Pathological findings in infected Syrian hamsters. (A) Histopathological examination of the lungs of infected hamsters. Syrian hamsters were inoculated with 10^5.6 PFU (in 110 μL) or with 10³ PFU (in 110 μL) of UT-NCGM02 via a combination of the intranasal (100 μL) and ocular (10 μL) routes. Syrian hamsters infected with the high or low dose were killed on days 3, 6, and 10 postinfection for pathological examinations (n = 2, except for 1 in the high-dose group on day 10). Shown are representative pathological findings in the lungs of hamsters infected with the virus on days 3, 6, and 10 postinfection (Left and Middle, hematoxylin and eosin staining; Right, immunohistochemistry for SARS-CoV-2 antigen detection). Middle and Right show enlarged views of the area circled in red in Left. (Scale bars, 2 mm [Left] and 200 μm [Middle and Right].) (B and C) Pathological severity scores in infected hamsters.
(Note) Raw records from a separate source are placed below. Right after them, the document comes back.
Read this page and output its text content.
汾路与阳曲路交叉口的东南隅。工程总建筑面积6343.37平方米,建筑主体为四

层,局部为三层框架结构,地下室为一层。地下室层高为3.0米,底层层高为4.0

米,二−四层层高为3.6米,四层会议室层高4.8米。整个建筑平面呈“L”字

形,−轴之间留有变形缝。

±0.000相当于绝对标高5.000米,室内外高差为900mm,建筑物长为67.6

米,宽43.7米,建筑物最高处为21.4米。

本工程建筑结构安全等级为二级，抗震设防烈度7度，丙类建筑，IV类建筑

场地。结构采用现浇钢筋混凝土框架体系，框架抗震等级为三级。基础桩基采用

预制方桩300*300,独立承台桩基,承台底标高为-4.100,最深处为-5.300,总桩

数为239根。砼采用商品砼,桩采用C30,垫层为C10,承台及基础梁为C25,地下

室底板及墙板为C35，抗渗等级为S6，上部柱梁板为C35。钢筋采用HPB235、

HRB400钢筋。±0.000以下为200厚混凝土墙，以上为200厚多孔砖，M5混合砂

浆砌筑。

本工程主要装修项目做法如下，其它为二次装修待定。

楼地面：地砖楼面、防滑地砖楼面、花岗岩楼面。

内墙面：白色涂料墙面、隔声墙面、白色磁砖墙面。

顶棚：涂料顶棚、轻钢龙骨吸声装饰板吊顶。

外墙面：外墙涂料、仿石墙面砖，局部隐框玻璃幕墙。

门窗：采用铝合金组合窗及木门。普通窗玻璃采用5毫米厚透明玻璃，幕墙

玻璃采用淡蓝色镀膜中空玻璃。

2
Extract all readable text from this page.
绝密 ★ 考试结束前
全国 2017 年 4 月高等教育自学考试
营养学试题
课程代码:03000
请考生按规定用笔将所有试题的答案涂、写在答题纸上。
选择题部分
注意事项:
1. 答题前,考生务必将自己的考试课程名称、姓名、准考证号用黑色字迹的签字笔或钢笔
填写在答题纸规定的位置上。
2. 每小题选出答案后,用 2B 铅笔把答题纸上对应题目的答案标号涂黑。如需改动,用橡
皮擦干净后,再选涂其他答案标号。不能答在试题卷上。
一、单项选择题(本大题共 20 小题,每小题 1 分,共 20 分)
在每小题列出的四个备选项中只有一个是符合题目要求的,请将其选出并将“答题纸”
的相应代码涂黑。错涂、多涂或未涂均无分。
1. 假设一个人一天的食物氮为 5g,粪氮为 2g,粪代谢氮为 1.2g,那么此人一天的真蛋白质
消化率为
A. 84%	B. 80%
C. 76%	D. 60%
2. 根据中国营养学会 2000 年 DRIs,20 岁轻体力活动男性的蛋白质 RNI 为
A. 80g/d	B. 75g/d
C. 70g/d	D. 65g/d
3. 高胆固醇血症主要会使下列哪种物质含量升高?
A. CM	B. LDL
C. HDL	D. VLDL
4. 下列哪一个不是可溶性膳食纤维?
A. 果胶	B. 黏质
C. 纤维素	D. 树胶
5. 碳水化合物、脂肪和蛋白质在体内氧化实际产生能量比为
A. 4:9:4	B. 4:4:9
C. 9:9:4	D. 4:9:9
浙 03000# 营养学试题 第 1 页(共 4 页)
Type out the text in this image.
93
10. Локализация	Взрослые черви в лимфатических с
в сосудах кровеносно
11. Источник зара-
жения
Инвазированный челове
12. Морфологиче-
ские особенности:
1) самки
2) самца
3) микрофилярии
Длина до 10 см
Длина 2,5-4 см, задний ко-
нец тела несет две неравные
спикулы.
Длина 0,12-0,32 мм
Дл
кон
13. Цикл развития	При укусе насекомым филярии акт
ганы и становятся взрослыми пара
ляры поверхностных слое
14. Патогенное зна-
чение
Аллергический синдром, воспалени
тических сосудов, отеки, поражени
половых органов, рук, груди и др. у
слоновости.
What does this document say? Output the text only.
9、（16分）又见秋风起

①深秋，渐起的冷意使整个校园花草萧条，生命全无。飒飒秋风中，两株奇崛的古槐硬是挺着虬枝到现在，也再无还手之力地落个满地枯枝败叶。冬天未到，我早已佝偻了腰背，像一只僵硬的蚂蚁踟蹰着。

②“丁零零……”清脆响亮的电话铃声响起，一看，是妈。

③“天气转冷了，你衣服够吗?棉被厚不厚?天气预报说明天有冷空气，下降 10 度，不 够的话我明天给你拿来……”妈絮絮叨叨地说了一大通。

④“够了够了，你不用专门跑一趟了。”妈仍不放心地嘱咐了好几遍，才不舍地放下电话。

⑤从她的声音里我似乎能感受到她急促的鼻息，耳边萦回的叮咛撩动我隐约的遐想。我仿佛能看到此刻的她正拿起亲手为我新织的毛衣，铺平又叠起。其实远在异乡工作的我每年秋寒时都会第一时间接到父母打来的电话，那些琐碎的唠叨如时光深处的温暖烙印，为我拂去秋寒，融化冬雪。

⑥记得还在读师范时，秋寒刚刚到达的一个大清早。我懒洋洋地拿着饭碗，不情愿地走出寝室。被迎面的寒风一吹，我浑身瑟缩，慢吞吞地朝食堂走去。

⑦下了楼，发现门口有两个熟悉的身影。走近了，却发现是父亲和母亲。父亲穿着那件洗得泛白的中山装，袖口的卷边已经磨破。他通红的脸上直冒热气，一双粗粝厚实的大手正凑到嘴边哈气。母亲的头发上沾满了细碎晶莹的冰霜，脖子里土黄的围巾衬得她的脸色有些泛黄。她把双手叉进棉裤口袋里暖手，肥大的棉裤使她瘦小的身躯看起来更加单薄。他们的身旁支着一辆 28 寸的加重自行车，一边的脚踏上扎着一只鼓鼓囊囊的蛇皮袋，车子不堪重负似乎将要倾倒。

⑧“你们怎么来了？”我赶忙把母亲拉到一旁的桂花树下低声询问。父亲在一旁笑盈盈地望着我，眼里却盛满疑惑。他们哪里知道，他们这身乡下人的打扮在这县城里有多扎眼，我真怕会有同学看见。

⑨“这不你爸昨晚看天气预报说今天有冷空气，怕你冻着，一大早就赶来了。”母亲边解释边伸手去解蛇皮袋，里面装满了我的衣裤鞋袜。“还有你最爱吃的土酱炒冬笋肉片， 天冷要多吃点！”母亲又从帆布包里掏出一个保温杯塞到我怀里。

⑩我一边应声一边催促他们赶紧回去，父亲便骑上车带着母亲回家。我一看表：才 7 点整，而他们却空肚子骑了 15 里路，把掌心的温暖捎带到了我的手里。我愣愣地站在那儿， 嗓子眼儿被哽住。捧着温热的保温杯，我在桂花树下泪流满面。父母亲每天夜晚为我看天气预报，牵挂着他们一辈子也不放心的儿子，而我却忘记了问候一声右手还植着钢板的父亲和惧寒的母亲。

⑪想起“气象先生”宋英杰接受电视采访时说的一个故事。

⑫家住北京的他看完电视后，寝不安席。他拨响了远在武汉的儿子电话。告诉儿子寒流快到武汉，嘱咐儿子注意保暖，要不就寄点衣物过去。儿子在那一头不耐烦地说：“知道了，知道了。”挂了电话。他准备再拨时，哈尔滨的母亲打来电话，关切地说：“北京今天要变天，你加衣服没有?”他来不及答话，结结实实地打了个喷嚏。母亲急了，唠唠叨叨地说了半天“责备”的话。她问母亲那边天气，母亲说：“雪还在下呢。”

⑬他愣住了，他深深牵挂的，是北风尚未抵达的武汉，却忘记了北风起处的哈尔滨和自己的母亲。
To evaluate comprehensive histological changes, lung tissue sections were scored based on (B) pathological changes and (C) viral antigen detection levels. (B) Scores were determined based on the percentage of inflammation area for each section of the five lobes collected from each animal in each group by using the following scoring system: 0, no pathological change; 1, affected area (≤10%); 2, affected area (<50%, >10%); 3, affected area (≥50%); an additional point was added when pulmonary edema and/or alveolar hemorrhage was observed. The total score for the five lobes is shown for individual animals. (C) Scores were also determined based on the percentage of virus antigen-positive cells, as determined by immunohistochemistry, for each section of the five lobes collected from each animal in each group by using the following scoring system: 0, no positive cells; 1, positive cells (≤10%); 2, positive cells (<50%, >10%); 3, positive cells (≥50%). The total score for the five lobes is shown for individual animals.